Fifteen months, 28,000 miles, and 21 countries later the Atlantic Rising expedition is returning to the UK. They have created a network of over 5,000 students to make them aware of the rising oceans. But as they are heading home more bad news about the climate is coming to the surface.
Tim Bromfield, Lynn Morris, both 30, and Will Lorimer, 29, won a bursary from the Royal Geographical Society in 2009. The mission was to travel around the Atlantic along the one meter contour line the level scientists predict that sea level will have risen to by 2100.
New reports that are being published as the delegates starts pouring in to the climate change meeting in Mexico shows that the future can be worse than that.

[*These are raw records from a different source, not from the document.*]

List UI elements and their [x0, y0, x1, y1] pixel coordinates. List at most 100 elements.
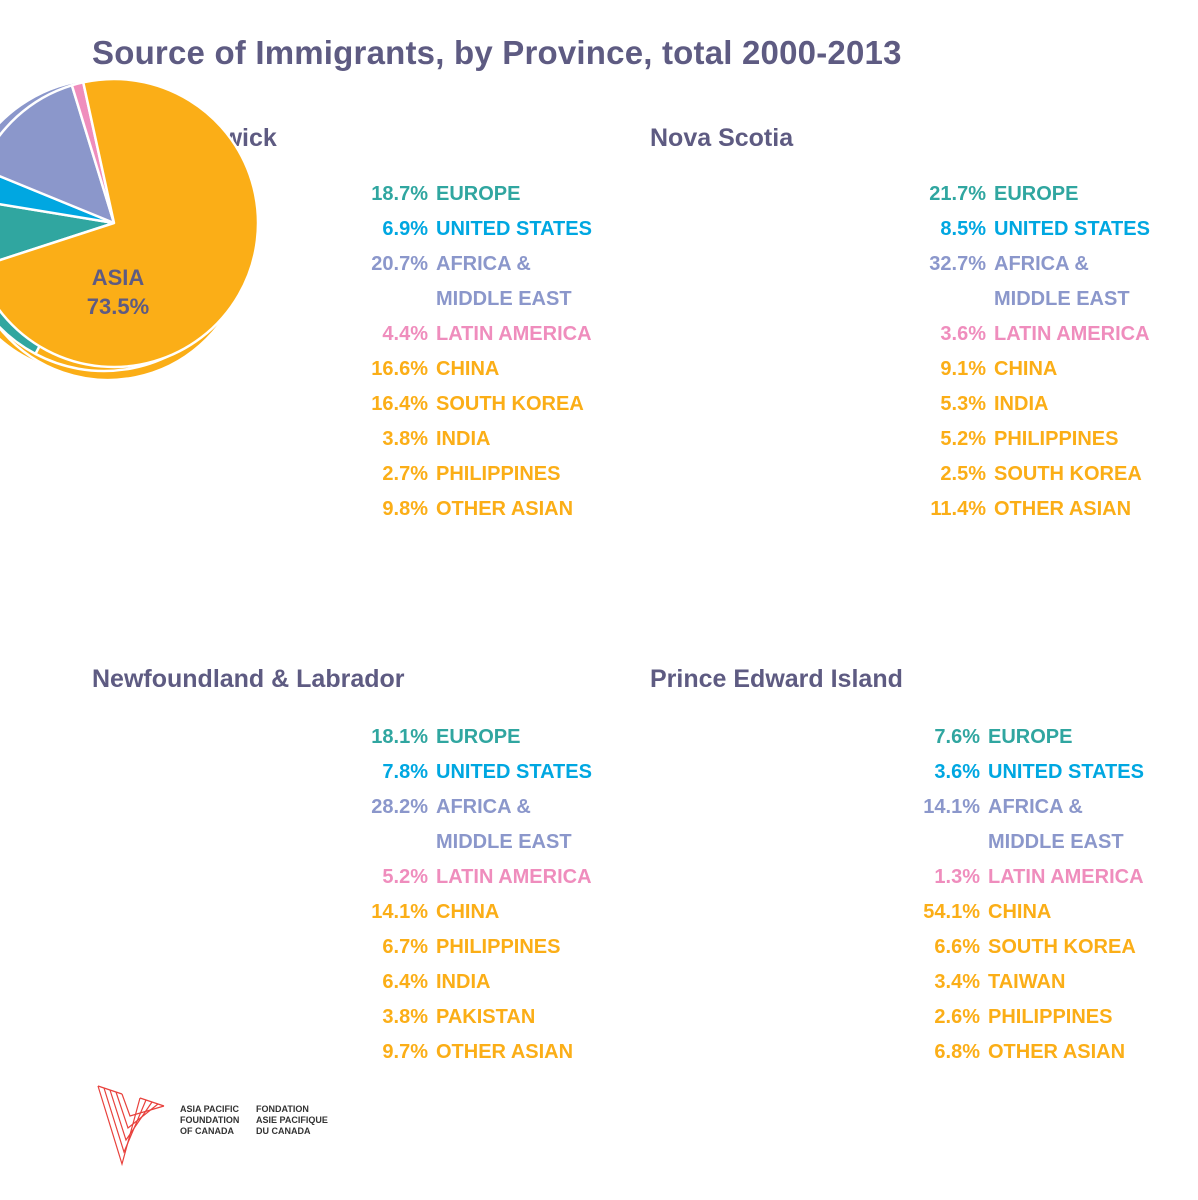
legend-label: CHINA: [994, 358, 1058, 380]
legend-item: 14.1% CHINA: [354, 895, 592, 930]
legend-label: CHINA: [436, 901, 500, 923]
legend-label: AFRICA &: [994, 253, 1089, 275]
legend-percent: 3.8%: [382, 1006, 428, 1028]
legend-label: SOUTH KOREA: [436, 393, 584, 415]
legend-percent: 3.6%: [934, 761, 980, 783]
legend-percent: 18.1%: [371, 726, 428, 748]
pie-slice-africa: [0, 84, 116, 225]
pie-slice-united_states: [0, 174, 116, 225]
legend-item: 3.6% UNITED STATES: [906, 755, 1144, 790]
legend-item: 6.7% PHILIPPINES: [354, 930, 592, 965]
legend-label: PAKISTAN: [436, 1006, 536, 1028]
legend-item: 5.2% LATIN AMERICA: [354, 860, 592, 895]
legend-label: AFRICA &: [436, 253, 531, 275]
legend-item: 3.8% INDIA: [354, 422, 592, 457]
chart-title: Newfoundland & Labrador: [92, 665, 405, 693]
legend-label: OTHER ASIAN: [994, 498, 1132, 520]
legend-percent: 1.3%: [934, 866, 980, 888]
legend-item: 20.7% AFRICA &: [354, 247, 592, 282]
legend-label: UNITED STATES: [988, 761, 1144, 783]
legend-percent: 3.6%: [940, 323, 986, 345]
legend-label: LATIN AMERICA: [436, 323, 592, 345]
legend-item: 14.1% AFRICA &: [906, 790, 1144, 825]
legend-percent: 8.5%: [940, 218, 986, 240]
legend-item: MIDDLE EAST: [912, 282, 1150, 317]
legend-item: 2.7% PHILIPPINES: [354, 457, 592, 492]
legend-label: MIDDLE EAST: [988, 831, 1124, 853]
legend-label: SOUTH KOREA: [988, 936, 1136, 958]
chart-title: Nova Scotia: [650, 124, 794, 152]
legend-item: MIDDLE EAST: [354, 825, 592, 860]
legend-percent: 20.7%: [371, 253, 428, 275]
legend-percent: 28.2%: [371, 796, 428, 818]
legend-item: 54.1% CHINA: [906, 895, 1144, 930]
legend-nova-scotia: 21.7% EUROPE 8.5% UNITED STATES 32.7% AFRICA …: [912, 177, 1150, 527]
legend-item: 9.7% OTHER ASIAN: [354, 1035, 592, 1070]
logo-mark-icon: [97, 1085, 165, 1167]
asia-slice-percent: 73.5%: [87, 294, 149, 319]
chart-title: Prince Edward Island: [650, 665, 903, 693]
legend-new-brunswick: 18.7% EUROPE 6.9% UNITED STATES 20.7% AFRICA …: [354, 177, 592, 527]
legend-label: LATIN AMERICA: [988, 866, 1144, 888]
legend-label: UNITED STATES: [994, 218, 1150, 240]
legend-item: 7.8% UNITED STATES: [354, 755, 592, 790]
legend-item: 16.6% CHINA: [354, 352, 592, 387]
legend-item: 6.4% INDIA: [354, 965, 592, 1000]
legend-item: MIDDLE EAST: [354, 282, 592, 317]
legend-label: PHILIPPINES: [436, 463, 561, 485]
legend-item: 9.1% CHINA: [912, 352, 1150, 387]
legend-label: OTHER ASIAN: [988, 1041, 1126, 1063]
legend-item: 2.5% SOUTH KOREA: [912, 457, 1150, 492]
legend-item: 5.2% PHILIPPINES: [912, 422, 1150, 457]
legend-percent: 9.8%: [382, 498, 428, 520]
legend-percent: 9.1%: [940, 358, 986, 380]
legend-label: EUROPE: [436, 183, 521, 205]
legend-label: EUROPE: [994, 183, 1079, 205]
pie-slice-asia: [0, 77, 260, 369]
legend-percent: 5.3%: [940, 393, 986, 415]
chart-panel-prince-edward-island: Prince Edward Island ASIA 73.5% 7.6% EUROP…: [0, 77, 1198, 1095]
legend-percent: 2.5%: [940, 463, 986, 485]
legend-percent: 7.8%: [382, 761, 428, 783]
legend-label: INDIA: [436, 971, 491, 993]
legend-label: MIDDLE EAST: [436, 288, 572, 310]
legend-label: INDIA: [436, 428, 491, 450]
chart-panel-newfoundland-labrador: Newfoundland & Labrador ASIA40.8% 18.1%E…: [0, 77, 652, 1095]
legend-label: LATIN AMERICA: [436, 866, 592, 888]
legend-item: 6.6% SOUTH KOREA: [906, 930, 1144, 965]
legend-item: 3.6% LATIN AMERICA: [912, 317, 1150, 352]
legend-percent: 21.7%: [929, 183, 986, 205]
legend-percent: 2.6%: [934, 1006, 980, 1028]
legend-item: 32.7% AFRICA &: [912, 247, 1150, 282]
legend-percent: 6.4%: [382, 971, 428, 993]
legend-percent: 7.6%: [934, 726, 980, 748]
legend-label: EUROPE: [988, 726, 1073, 748]
legend-item: 6.8% OTHER ASIAN: [906, 1035, 1144, 1070]
legend-item: 6.9% UNITED STATES: [354, 212, 592, 247]
legend-percent: 6.9%: [382, 218, 428, 240]
legend-percent: 2.7%: [382, 463, 428, 485]
asia-slice-label: ASIA: [92, 265, 145, 290]
legend-label: AFRICA &: [436, 796, 531, 818]
legend-label: CHINA: [436, 358, 500, 380]
legend-label: PHILIPPINES: [994, 428, 1119, 450]
logo-text-french: FONDATION ASIE PACIFIQUE DU CANADA: [256, 1104, 328, 1136]
legend-label: UNITED STATES: [436, 761, 592, 783]
legend-newfoundland-labrador: 18.1% EUROPE 7.8% UNITED STATES 28.2% AFRICA …: [354, 720, 592, 1070]
pie-chart-prince-edward-island: ASIA 73.5%: [0, 77, 260, 369]
legend-percent: 16.4%: [371, 393, 428, 415]
legend-percent: 54.1%: [923, 901, 980, 923]
legend-percent: 32.7%: [929, 253, 986, 275]
legend-label: PHILIPPINES: [988, 1006, 1113, 1028]
legend-label: INDIA: [994, 393, 1049, 415]
legend-label: MIDDLE EAST: [994, 288, 1130, 310]
legend-item: 1.3% LATIN AMERICA: [906, 860, 1144, 895]
legend-item: 3.4% TAIWAN: [906, 965, 1144, 1000]
legend-item: 21.7% EUROPE: [912, 177, 1150, 212]
legend-percent: 5.2%: [382, 866, 428, 888]
legend-item: 8.5% UNITED STATES: [912, 212, 1150, 247]
legend-label: EUROPE: [436, 726, 521, 748]
legend-label: OTHER ASIAN: [436, 1041, 574, 1063]
legend-item: 7.6% EUROPE: [906, 720, 1144, 755]
legend-percent: 16.6%: [371, 358, 428, 380]
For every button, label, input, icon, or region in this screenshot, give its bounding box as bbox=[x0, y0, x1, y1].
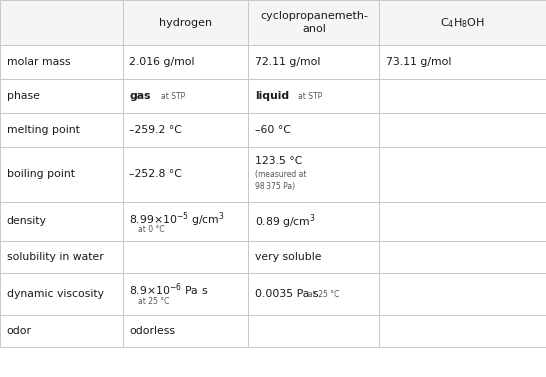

Researchers at the British Met Office and the University of Southampton have calculated a sea level rise between 50cm to 2m by 2100. Worst-case scenario would displace tens of millions of people from low-lying areas. An international panel of scientists has warned that the world must start preparing for a temperature rise of double the maximum deemed safe, because there is little chance of a global deal on emissions being agreed in time.
- It is always going to be tricky predicting sea level rise and I don't think any of the science claims to be exact. But I know there have been plenty of scientists saying
recently that global warming has been happening faster than expected. We chose to follow the one meter contour line because when we set off that seemed to be a reasonable mid point between the various projections. It is important to remember that sea level rise is experienced very locally. So while there could be sea level rise of 1m in some places there might be much more in other places (depending on all kinds of geological and other features of the local area). So when we talk about a 1m or a 2m rise it is always generalized and but the effects will be experienced differently in different areas. This is an
area of science that is still developing and I am sure as time goes on people will find more accurate ways to predict sea level rise, says Lynn Morris to ExWebs Ocean Editor Jon Amtrup.
Along the way the team got stuck in the mud in the Sahara Desert in Mauritania, shipwrecked in Guinea Bissau, fell into rebel hands in Cote dIvoire, traveled hundreds of miles up the Amazon in Brazil, contracted Dengue fever in Venezuela and encountered rattle snakes in America.
- It has been a bit of an adventure. The idea behind the journey was to explore what could be lost if the sea level continues to rise and we have seen some horrifying examples of how climate change is already affecting people around the edge of the Atlantic. We have also seen some inspirational projects tackling climate change, says team member Lynn Morris.
Atlantic Rising has created a network between 5,000 students in low-lying communities around the edge of the Atlantic Ocean putting students in the UK in touch with their peers around the waters edge.
- The idea behind the network is firstly to get students interested in other environments and the people that live in them. To realize that some people might be more vulnerable to climate change than others. But we hope to inspire then to act by creating the opportunity for them to form friendships across
the ocean. If you actually chat to someone your age who lives in Sierra Leone and they tell you about how they are being affected by climate change this, we believe, is a much more powerful lesson than a
science teacher talking about the mechanism of global warming, says Morris, and continues;
- So really we are trying to foster a concern and interest in environments that might be far from where you live as well as your own local environment. By having a relationship with people living in other places you are more likely to be interested in these places. In terms of practical action - some of our schools have eco committees which try and make their schools more environmentally friendly and these are sharing ideas through the network. They have created
Facebook groups to share information.
- I am very much hoping that the world leaders can come up with some agreements in Mexico. It is important that it is not just individuals who care about climate change and take action to reduce their carbon
footprints without strong leadership from governments this will never be enough. So after the disappointment of Copenhagen I hope something more concrete comes out of this round of talks, she says.
The team traveled through Europe, Africa, crossed the ocean by container ship to Brazil, then drove north to Colombia. From Colombia they shipped themselves and their car to Mexico, then drove up the east coast of the US to Boston. They are due to return by ship arriving in Southampton in the UK on December 9th.